The Domestic Cat: Ancestral History

In 2004 archaeologists investigating a Neolithic site in Cyprus discovered the grave of a small child, carefully buried with seashells, polished stones, and other decorative natural artifacts, and the skeleton of a kitten, apparently added to the grave a few months after the initial burial. The grave was made about 9,500 years ago, on the site of the Neolithic village of Shillourokambos. Previously, the earliest evidence of the close association between cats as domesticated animals and pets was Egyptian, and about 4,000 years later.

The domestic cat or "house cat," known to biologists as Felis catus, is a sub species of Felinae and is itself a sub-class of the larger class Felidae. The house cat's closest relatives include the wildcat and the Chinese Mountain cat. Felis catus, based on a ceremonial burial in Cyprus, seems to have been a human companion for at least 9,000 years, or since the Neolithic era (think Stonehenge and earlier, thousand of years before the pyramids). Technically, wild cats or Felis silvestris are the ancestral species of the smaller Felis catus; the primary distinction being that Felis catus has been selectively adapted by humans.

Felis silvestris, the Wildcat is a small cat, albeit one that is larger than all but the very largest of domestic cats. It is native to Europe, the western part of Asia, and Africa, and like its domestic relative, it hunts mammals, birds, and other creatures of a similar or smaller size. Wildcats are currently divided into five extant subspecies: the European wildcat, the Near Eastern wildcat, the Southern African wildcat, the Central Asian wildcat and the Chinese desert cat. Recent DNA research has demonstrated that all of the domestic breeds we think of as house cats or Felis catus are descended from one of five female of the Wildcat species in the Near East known as Felis silvestris lybica, first domesticated about 10,000 years ago. The DNA of all house cats and fancy breeds of cats are descended from this Near Eastern Wildcat species, according to DNA studies by Carlos A. Driscoll published in the journal Science in 2007.

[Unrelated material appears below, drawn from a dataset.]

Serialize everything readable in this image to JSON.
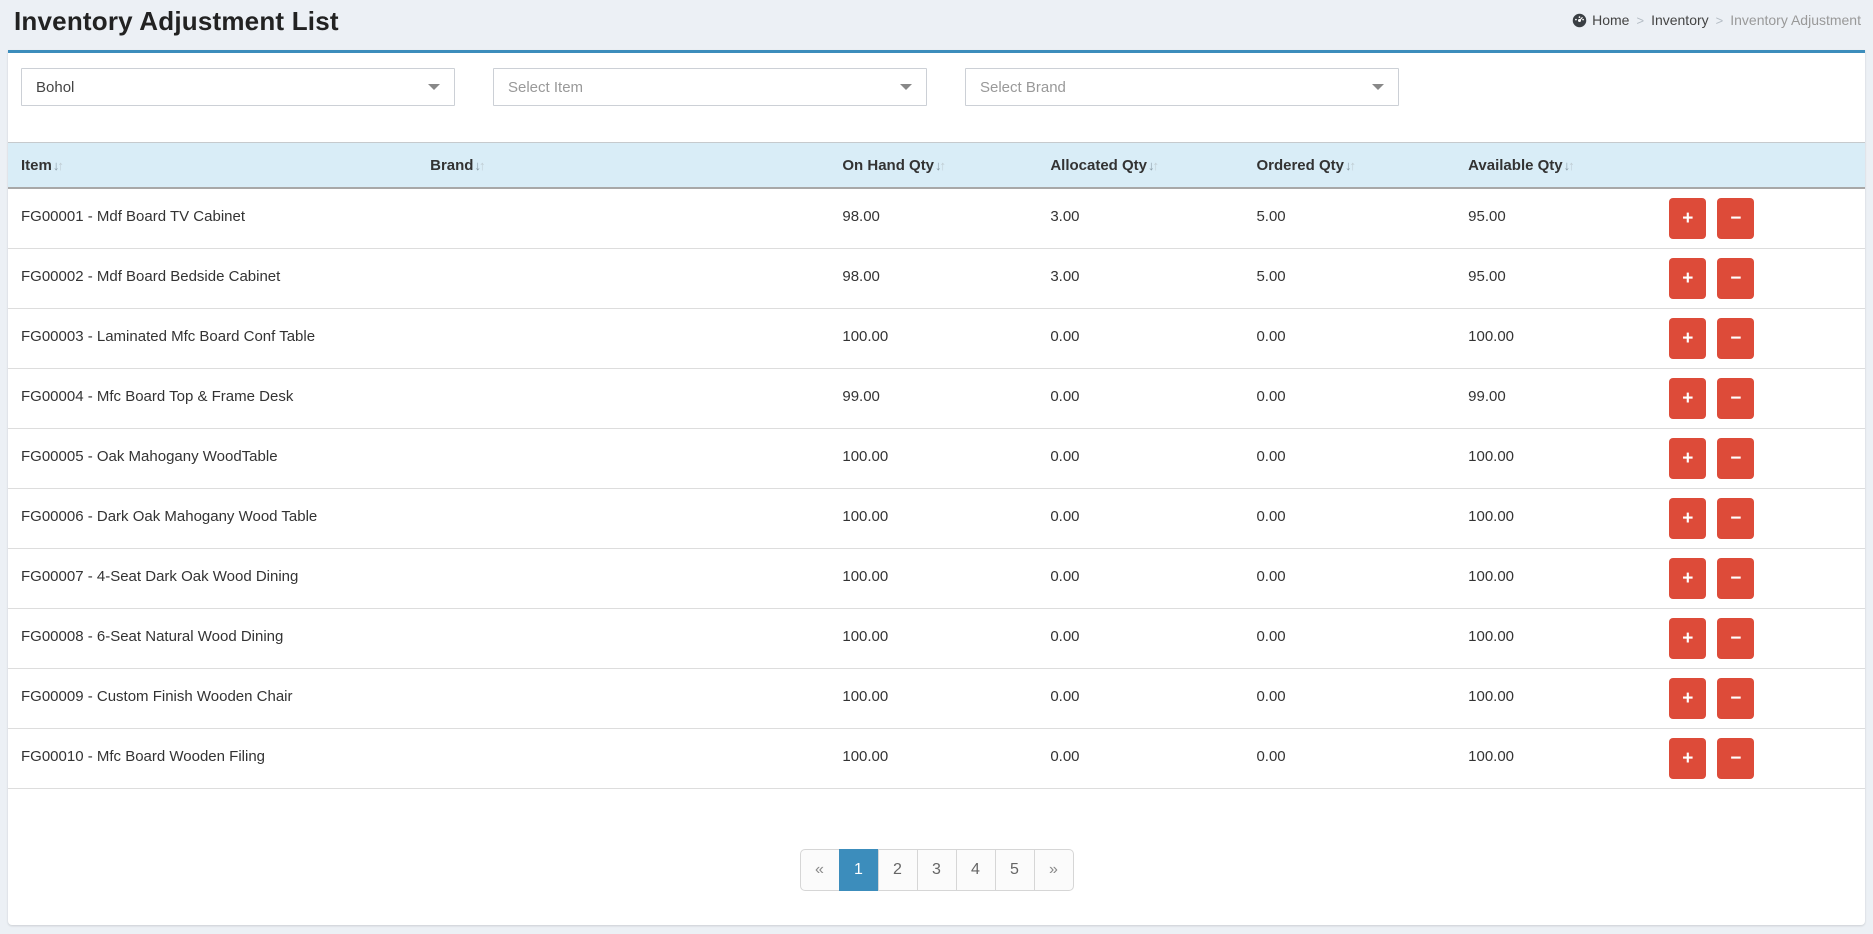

About the time of that Neolithic burial in Cyprus, farmers were growing semi-domesticated grains, especially wheat, rye and barley. Growing grain inevitably leads to storing grain, a practice that attracts rodents. Rodents attract cats, and so it seems quite likely that the conditions were perfect for a human-feline partnership to be born. One of the things that's particularly compelling about that kitten, apparently buried in a grave with its human, is that Cyprus was settled by Neolithic farmers who crossed over to the island from Turkey, and would have brought all their domesticated animals with them, including cats (there is no evidence at all of any native wildcats in Cyprus).